Agency responds to pensioner’s squalor death stoush
A GOVERNMENT agency has waived fees and apologised to the family of a disabled pensioner who died in squalor at his northern NSW home.
The Bulletin in a report late last month revealed Steven Colley had spent the final months of his life in a Kingscliff home that was falling down around him after a decade-long battle to get the NSW Trustee and Guardian to approve repairs.
The 57-year-old's body was so decomposed when discovered in July last year that the Coroner could not determine the cause of death.
After the government agency refused to release the title of the home to the executor and waiver fees, Attwood Marshall Lawyers gave the Trustee a deadline or face court action.
The NSW Trustee and Guardian in a letter to the Coolangatta-based lawyers on Friday has waived fees totalling $31,876.
Its chief executive officer Adam Dent asking to "please pass on my sincere regret to your client for our handling of this matter".
"We recognise and acknowledge in relation to this trust we have not delivered services to an acceptable standard," Mr Dent wrote.
"This includes how we have responded to requests and the regularity of our communication. We apologise to Steven's family for this."
Attwood Marshall Lawyers Wills and Estates solicitor Debbie Sage welcomed the decision, adding it was appropriate "given the hurt and distress caused to Steven's family".
"Attwood Marshall Lawyers are always ready to fight for families wronged by trustees and have done so for many years," Ms Sage said.
"Sadly, this case is one of many, and highlights the inability of the public trustee to do its job - and this failure is evident in both Queensland and NSW offices."
Mr Dent said the Trustee was not appointed as financial manager or guardian for Mr Colley, and it had no authority relating to his personal decisions including his health and lifestyle.
While the Trustee advanced funds for repair works including plumbing, pest control and guttering, it admitted it failed to progress fixing a leak in the verandah roof.
Mr Colley had suffered from depression, battled with emphysema and asthma, and was broke when he inherited his dad's house in 2010.
By July last year, relatives recall him being in a state of panic with the ageing brick home needing major restoration work.
The Trustee admitted it did not provide a regular statement of account reflecting its administration of the trust.
"NSW Trustee accepts that it should have been more proactive and responsive in its communications with Steven Colley and his family," Mr Dent wrote.
Mr Colley in 2010 inherited an estate which included the Yao Street property and just over $62,000 in cash.
But only months before his death, a real estate agent - after an inspection - was shocked.
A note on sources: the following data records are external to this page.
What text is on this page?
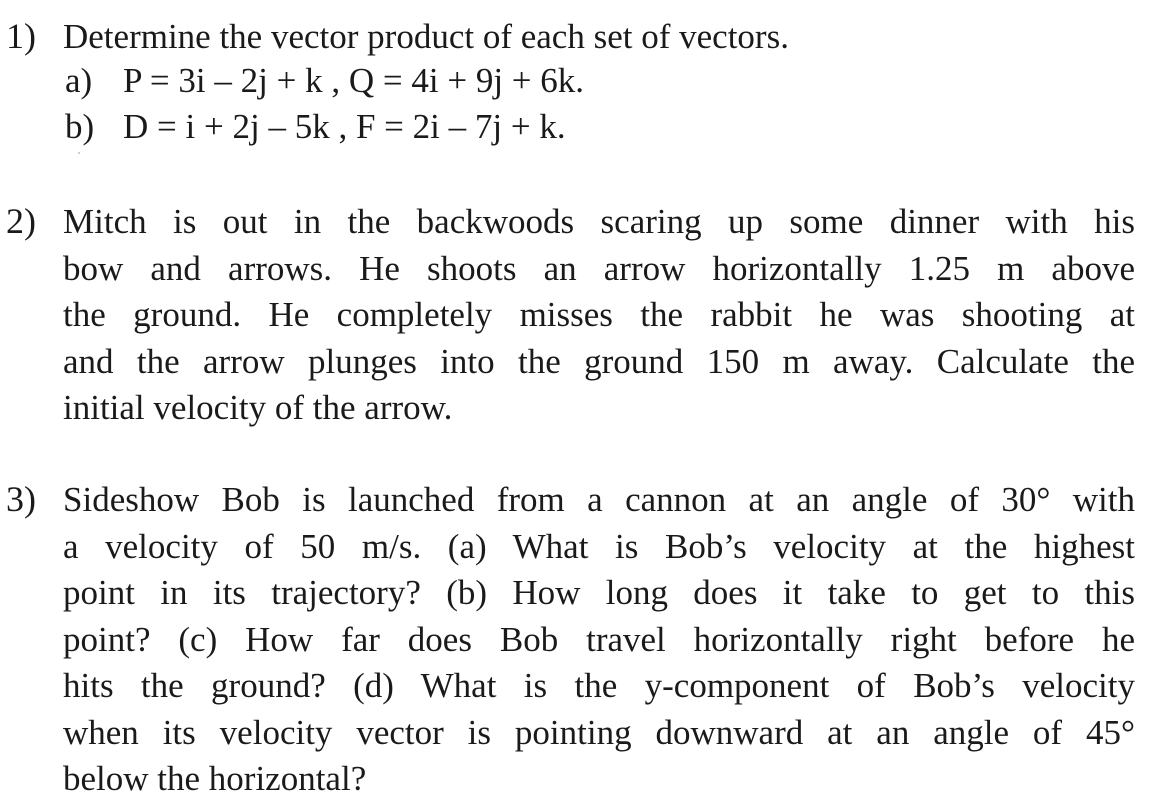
1) Determine the vector product of each set of vectors.
a) P = 3i – 2j + k , Q = 4i + 9j + 6k.
b) D = i + 2j – 5k , F = 2i – 7j + k.
2) Mitch is out in the backwoods scaring up some dinner with his
bow and arrows. He shoots an arrow horizontally 1.25 m above
the ground. He completely misses the rabbit he was shooting at
and the arrow plunges into the ground 150 m away. Calculate the
initial velocity of the arrow.
3) Sideshow Bob is launched from a cannon at an angle of 30° with
a velocity of 50 m/s. (a) What is Bob’s velocity at the highest
point in its trajectory? (b) How long does it take to get to this
point? (c) How far does Bob travel horizontally right before he
hits the ground? (d) What is the y-component of Bob’s velocity
when its velocity vector is pointing downward at an angle of 45°
below the horizontal?
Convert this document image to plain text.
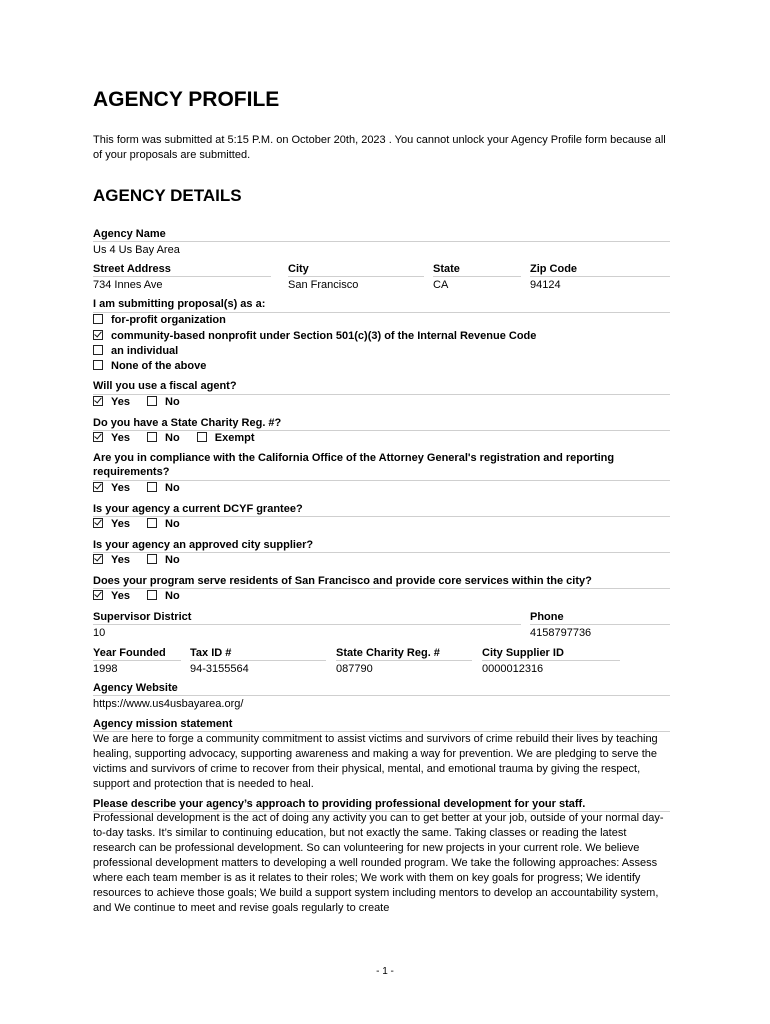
AGENCY PROFILE
This form was submitted at 5:15 P.M. on October 20th, 2023 . You cannot unlock your Agency Profile form because all of your proposals are submitted.
AGENCY DETAILS
Agency Name
Us 4 Us Bay Area
Street Address
734 Innes Ave
City
San Francisco
State
CA
Zip Code
94124
I am submitting proposal(s) as a:
for-profit organization
community-based nonprofit under Section 501(c)(3) of the Internal Revenue Code
an individual
None of the above
Will you use a fiscal agent?
Yes	No
Do you have a State Charity Reg. #?
Yes	No	Exempt
Are you in compliance with the California Office of the Attorney General's registration and reporting requirements?
Yes	No
Is your agency a current DCYF grantee?
Yes	No
Is your agency an approved city supplier?
Yes	No
Does your program serve residents of San Francisco and provide core services within the city?
Yes	No
Supervisor District
10
Phone
4158797736
Year Founded
1998
Tax ID #
94-3155564
State Charity Reg. #
087790
City Supplier ID
0000012316
Agency Website
https://www.us4usbayarea.org/
Agency mission statement
We are here to forge a community commitment to assist victims and survivors of crime rebuild their lives by teaching healing, supporting advocacy, supporting awareness and making a way for prevention. We are pledging to serve the victims and survivors of crime to recover from their physical, mental, and emotional trauma by giving the respect, support and protection that is needed to heal.
Please describe your agency’s approach to providing professional development for your staff.
Professional development is the act of doing any activity you can to get better at your job, outside of your normal day-to-day tasks. It’s similar to continuing education, but not exactly the same. Taking classes or reading the latest research can be professional development. So can volunteering for new projects in your current role. We believe professional development matters to developing a well rounded program. We take the following approaches: Assess where each team member is as it relates to their roles; We work with them on key goals for progress; We identify resources to achieve those goals; We build a support system including mentors to develop an accountability system, and We continue to meet and revise goals regularly to create
- 1 -
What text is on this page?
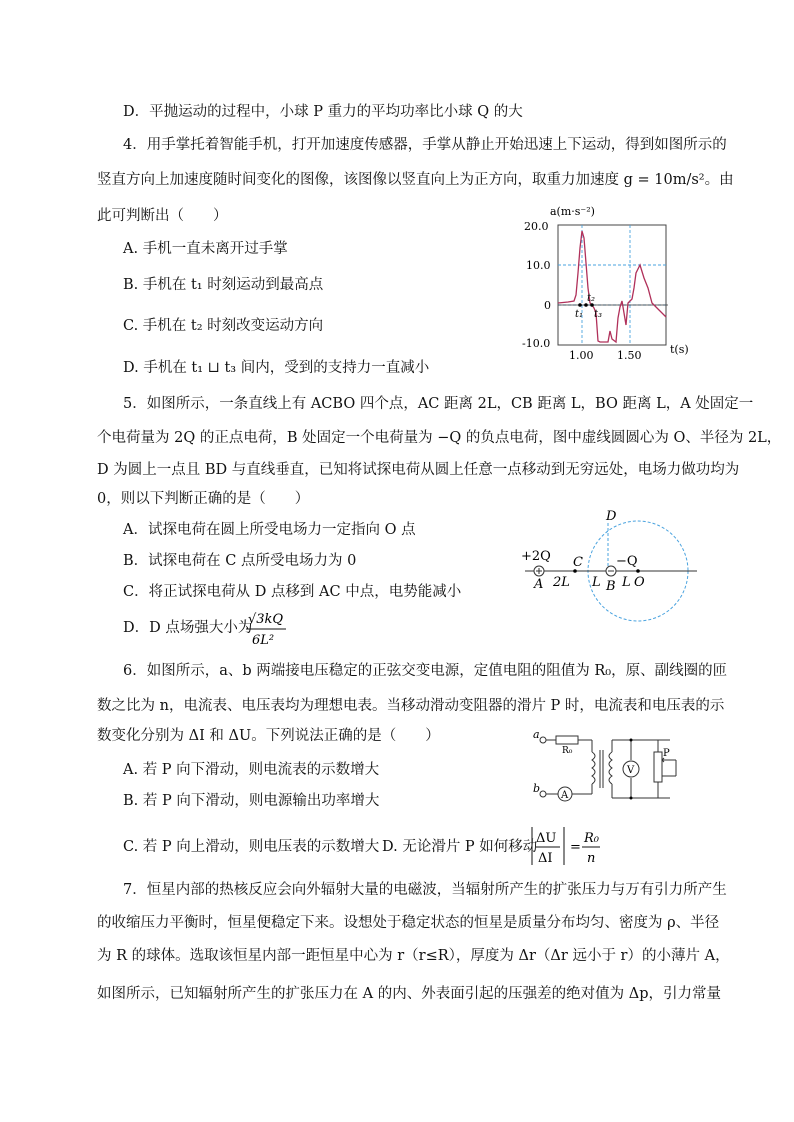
D．平抛运动的过程中，小球 P 重力的平均功率比小球 Q 的大
4．用手掌托着智能手机，打开加速度传感器，手掌从静止开始迅速上下运动，得到如图所示的
竖直方向上加速度随时间变化的图像，该图像以竖直向上为正方向，取重力加速度 g = 10m/s²。由
此可判断出（　　）
A. 手机一直未离开过手掌
B. 手机在 t₁ 时刻运动到最高点
C. 手机在 t₂ 时刻改变运动方向
D. 手机在 t₁ ⊔ t₃ 间内，受到的支持力一直减小
a(m·s⁻²)
20.0
10.0
0
-10.0
1.00 1.50	t(s)
t₁
t₂
t₃
5．如图所示，一条直线上有 ACBO 四个点，AC 距离 2L，CB 距离 L，BO 距离 L，A 处固定一
个电荷量为 2Q 的正点电荷，B 处固定一个电荷量为 −Q 的负点电荷，图中虚线圆圆心为 O、半径为 2L，
D 为圆上一点且 BD 与直线垂直，已知将试探电荷从圆上任意一点移动到无穷远处，电场力做功均为
0，则以下判断正确的是（　　）
A．试探电荷在圆上所受电场力一定指向 O 点
B．试探电荷在 C 点所受电场力为 0
C．将正试探电荷从 D 点移到 AC 中点，电势能减小
D．D 点场强大小为
√3kQ
6L²
+2Q	−Q
A
C
B O
D
2L L L
6．如图所示，a、b 两端接电压稳定的正弦交变电源，定值电阻的阻值为 R₀，原、副线圈的匝
数之比为 n，电流表、电压表均为理想电表。当移动滑动变阻器的滑片 P 时，电流表和电压表的示
数变化分别为 ΔI 和 ΔU。下列说法正确的是（　　）
A. 若 P 向下滑动，则电流表的示数增大
B. 若 P 向下滑动，则电源输出功率增大
C. 若 P 向上滑动，则电压表的示数增大 D. 无论滑片 P 如何移动
ΔU
ΔI
=
R₀
n
a
b
R₀
A
V
P
7．恒星内部的热核反应会向外辐射大量的电磁波，当辐射所产生的扩张压力与万有引力所产生
的收缩压力平衡时，恒星便稳定下来。设想处于稳定状态的恒星是质量分布均匀、密度为 ρ、半径
为 R 的球体。选取该恒星内部一距恒星中心为 r（r≤R），厚度为 Δr（Δr 远小于 r）的小薄片 A，
如图所示，已知辐射所产生的扩张压力在 A 的内、外表面引起的压强差的绝对值为 Δp，引力常量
The agent described the property as "disgraceful" with ceiling sheets broken and coming away from the rear porch area, lights falling out of their fittings, flyscreens ripped and windows broken.
Mr Dent in his letter vowed the Trustee would improve its customer service.
"Please be assured I have personally reviewed this matter and recognise we have not communicated effectively or taken appropriate action on a number of occasions over the life of the trust," he said.
"Since my appointment as the Chief Executive Officer a little over a year ago, I have overseen a range of initiatives to improve the quality and timeliness of our customer service.
"While this may be of little comfort on this specific matter, I assure you that work has already commenced to improve resourcing, systems and the capability of the organisation. Importantly, this includes how we engage with our customers when delivering services."